I was in my living room. I then firstly heard a “blast” noise and saw an “orange” shooting light. I wondered who on earth would be celebrating something. The “blast” was followed by 2 detonations. At that moment I did not hear any more noise from the airplane.

My first reaction was to think that they had brought down the C-130(B) which was supposed to arrive that evening. I went out of my house and there I saw a ball of fire that was crashing onto the President’s land…

By comparing eyewitness testimony against a range of scientific data, British experts determined that President Habyarimana’s plane was hit by at least one surface-­to-­air missile fired from Kanombe, an area controlled by Habyarimana’s own presidential guard.

The Committee’s Findings Are Consistent With The United Nations’ Own Confidential Findings

Following the genocide, the United Nations Assistance Mission for Rwanda (UNAMIR) brought together a team of intelligence specialists to examine the downing of President Habyarimana’s plane.
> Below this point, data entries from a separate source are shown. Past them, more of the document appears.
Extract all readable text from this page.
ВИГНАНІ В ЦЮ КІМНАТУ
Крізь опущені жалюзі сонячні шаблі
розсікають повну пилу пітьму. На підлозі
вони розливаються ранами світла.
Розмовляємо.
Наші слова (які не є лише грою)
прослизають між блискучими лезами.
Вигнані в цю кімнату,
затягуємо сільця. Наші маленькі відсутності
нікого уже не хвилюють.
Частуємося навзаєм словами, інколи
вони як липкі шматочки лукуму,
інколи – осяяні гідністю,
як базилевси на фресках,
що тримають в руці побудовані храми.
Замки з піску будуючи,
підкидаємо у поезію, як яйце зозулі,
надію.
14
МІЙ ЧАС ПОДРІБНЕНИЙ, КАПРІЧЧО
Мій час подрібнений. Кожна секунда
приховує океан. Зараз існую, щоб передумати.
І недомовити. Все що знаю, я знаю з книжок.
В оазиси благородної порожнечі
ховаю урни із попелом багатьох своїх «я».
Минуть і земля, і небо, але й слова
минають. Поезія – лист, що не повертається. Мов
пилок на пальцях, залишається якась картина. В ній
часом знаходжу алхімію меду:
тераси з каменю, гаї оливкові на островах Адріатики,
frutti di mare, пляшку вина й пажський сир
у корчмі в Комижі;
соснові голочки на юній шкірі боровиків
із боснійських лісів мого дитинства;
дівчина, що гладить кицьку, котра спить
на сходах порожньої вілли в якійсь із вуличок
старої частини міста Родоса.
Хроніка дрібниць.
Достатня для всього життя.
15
Comprised of an Australian, an American, a Brit and a Canadian, the team collected and analyzed information from a variety of sources in Rwanda, Zaire (Congo) and elsewhere.

According to Sean Moorhouse, a British Army captain, the UNAMIR (II) team concluded that “the Rwandan president’s airplane had been shot down by three Whites with the help of the Presidential Guard and that the shots from weapons which brought down the airplane were fired from the Kanombe military camp.”